Throughout his life, Marley lived by the practices he preached. In fact, he was once asked by an interviewer whether he had become rich as a result of his recent successes and he replied: “What do you mean, rich? A lot of money in the bank? Possessions make you rich? I don’t know that type of richness, my richness is life.”

He never changed his philosophy on this one iota and refused to be swayed by any notion of celebrity lifestyle or commercial appeal. As he once said outside of song: “The greatness of a man is not in how much wealth he acquires, but in his integrity and his ability to affect those around him positively.”

‘Three Little Birds’

“Don’t worry about a thing, ‘cause every little is gonna be all right.”

Another mantra that defines the man. This line is one of the first that you learn by memory when first getting into music and you never forget it. It is so precise that it has almost subsequently become a cliché, but that has done little to erode its pointed profundity. 

It’s a cup of tea in lyrical form: simple and understated but unmistakable.
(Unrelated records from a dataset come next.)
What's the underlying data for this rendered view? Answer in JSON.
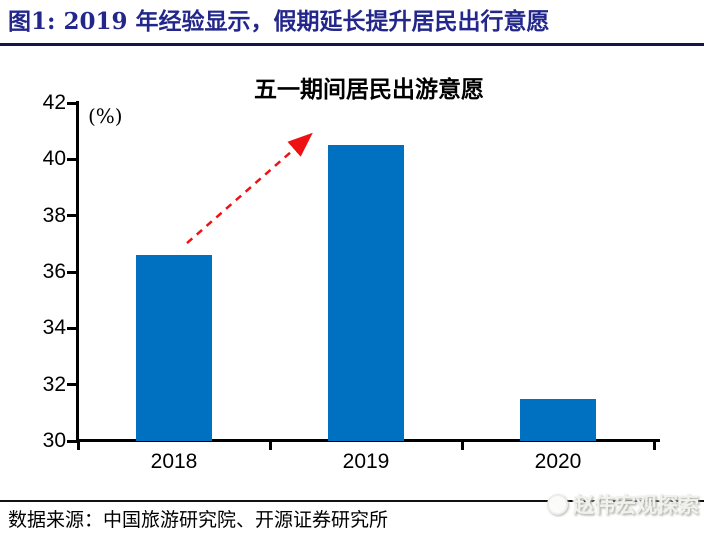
{
  "header": {
    "title": "图1:  2019 年经验显示，假期延长提升居民出行意愿"
  },
  "chart": {
    "title": "五一期间居民出游意愿",
    "unit_label": "(%)"
  },
  "chart_data": {
    "type": "bar",
    "title": "五一期间居民出游意愿",
    "categories": [
      "2018",
      "2019",
      "2020"
    ],
    "values": [
      36.6,
      40.5,
      31.5
    ],
    "unit": "%",
    "ylabel": "(%)",
    "xlabel": "",
    "ylim": [
      30,
      42
    ],
    "yticks": [
      30,
      32,
      34,
      36,
      38,
      40,
      42
    ],
    "grid": false,
    "legend": "none",
    "bar_color": "#0070C0",
    "annotation": {
      "type": "dashed-arrow",
      "from": "2018",
      "to": "2019",
      "color": "#EE1111",
      "meaning": "rise in travel willingness from 2018 to 2019"
    }
  },
  "footer": {
    "source": "数据来源：中国旅游研究院、开源证券研究所"
  },
  "watermark": {
    "text": "赵伟宏观探索"
  },
  "colors": {
    "header_title": "#23278B",
    "header_rule": "#15154A",
    "bar": "#0070C0",
    "arrow": "#EE1111",
    "axis": "#000000"
  }
}
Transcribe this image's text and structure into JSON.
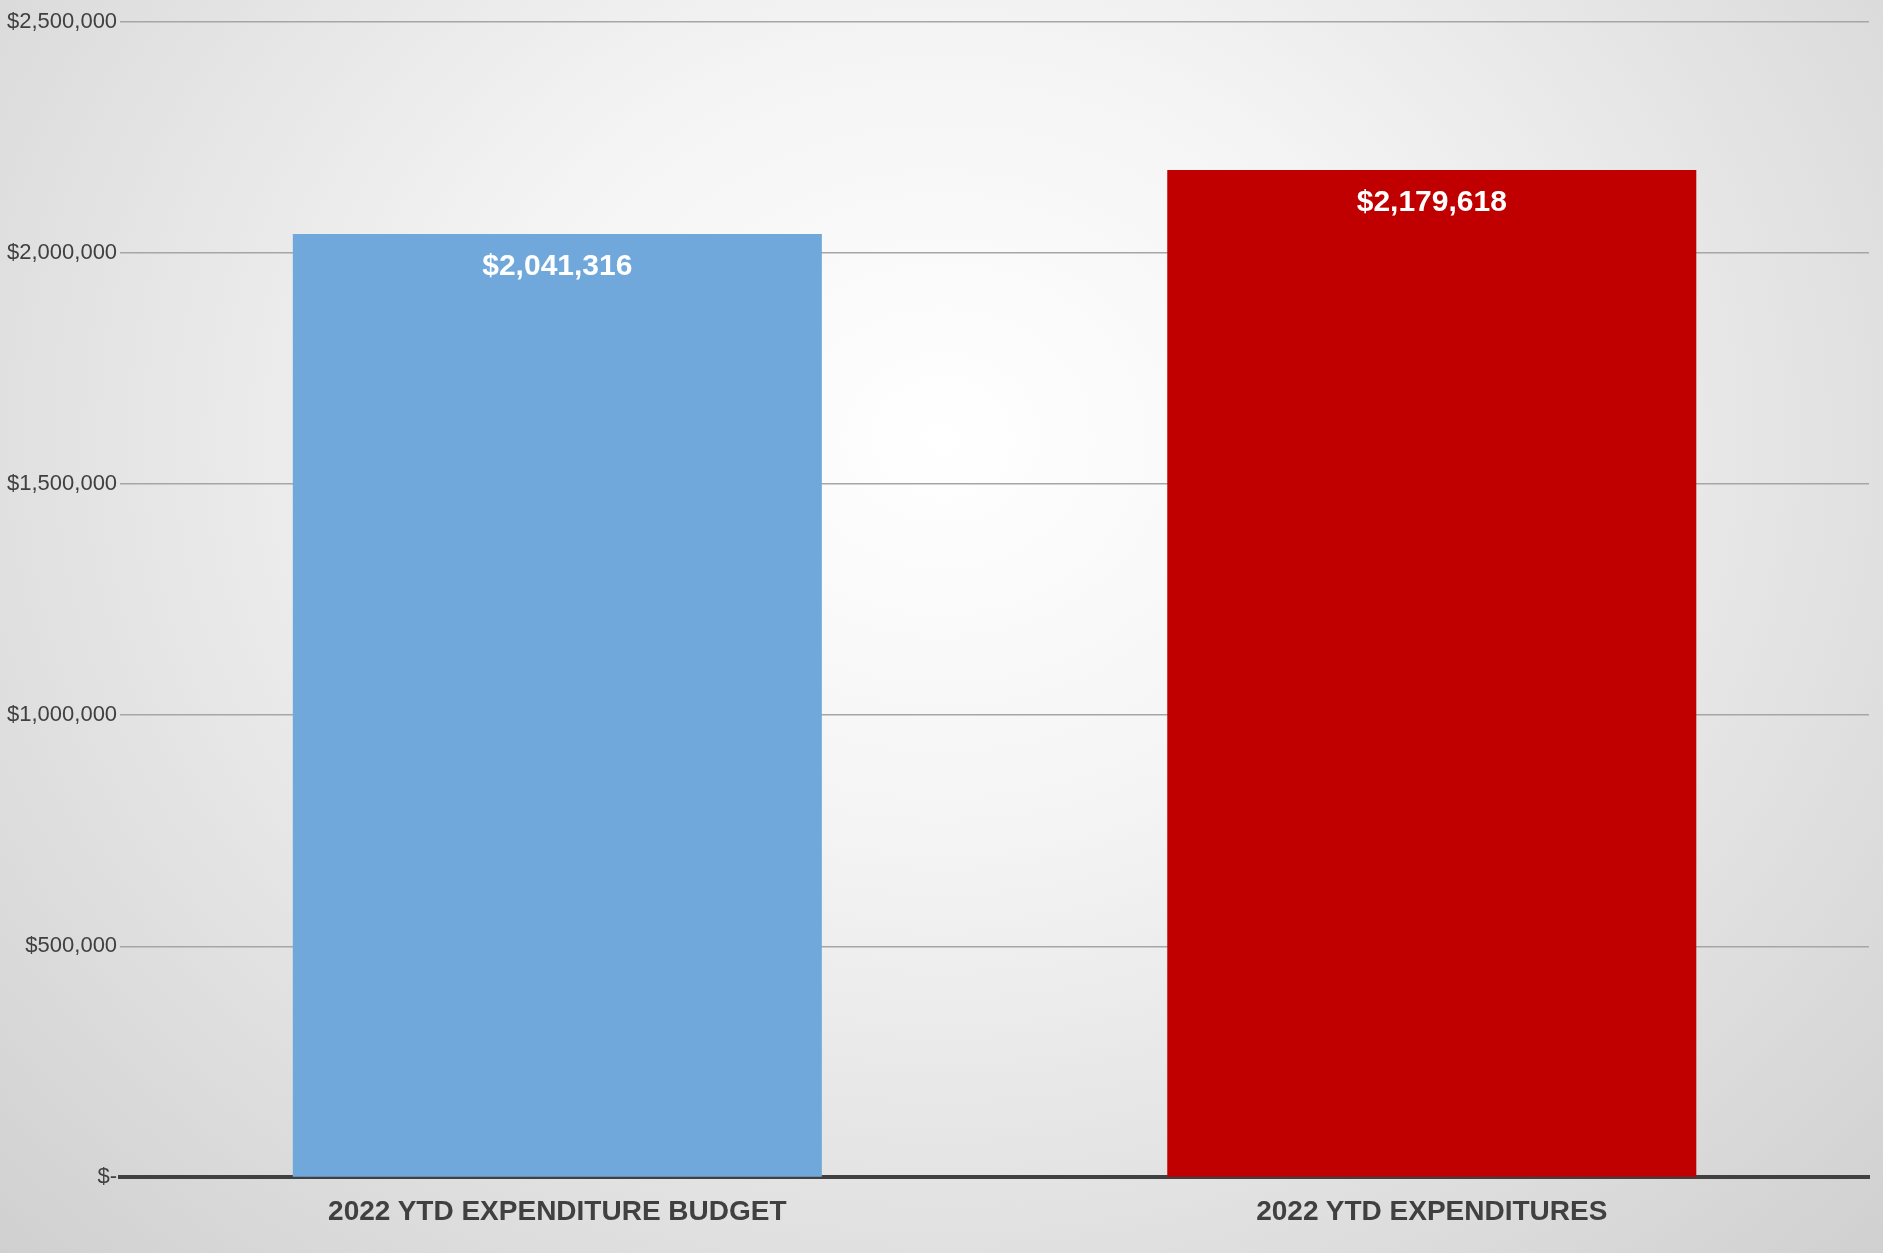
{
  "chart_data": {
    "type": "bar",
    "categories": [
      "2022 YTD EXPENDITURE BUDGET",
      "2022 YTD EXPENDITURES"
    ],
    "values": [
      2041316,
      2179618
    ],
    "colors": [
      "#70a8dc",
      "#c00000"
    ],
    "value_labels": [
      "$2,041,316",
      "$2,179,618"
    ],
    "ylim": [
      0,
      2500000
    ],
    "yticks": [
      {
        "value": 0,
        "label": "$-"
      },
      {
        "value": 500000,
        "label": "$500,000"
      },
      {
        "value": 1000000,
        "label": "$1,000,000"
      },
      {
        "value": 1500000,
        "label": "$1,500,000"
      },
      {
        "value": 2000000,
        "label": "$2,000,000"
      },
      {
        "value": 2500000,
        "label": "$2,500,000"
      }
    ],
    "grid": "y",
    "legend": false
  }
}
And behind the couplet is a story that makes it even sweeter; as Marcia Griffiths of the backing vocal trio I Threes once explained: “After the song was written, Bob would always refer to us as the Three Little Birds. After a show, there would be an encore, sometimes people even wanted us to go back onstage four times. Bob would still want to go back and he would say, ‘What is my Three Little Birds saying?’”

‘Pass It On’ 

“Live for yourself, you will live in vain. Live for other, you will live again.” (With Bunny Wailer)

Marley’s legacy has lived on beyond his tragic passing, and this line just about sums it all up—he lived a fearless and selfless life and as such his spiritualism has endured. If anything, his message has even been amplified as his music spreads around the world. The star is still selling records in far-flung corners like Vanuatu never mind your local record store. 

As his own personal mantra read: “Life is one big road with lots of signs. So when you riding through the ruts, don’t complicate your mind. Flee from hate, mischief and jealousy. Don’t bury your thoughts, put your vision to reality. Wake Up and Live!”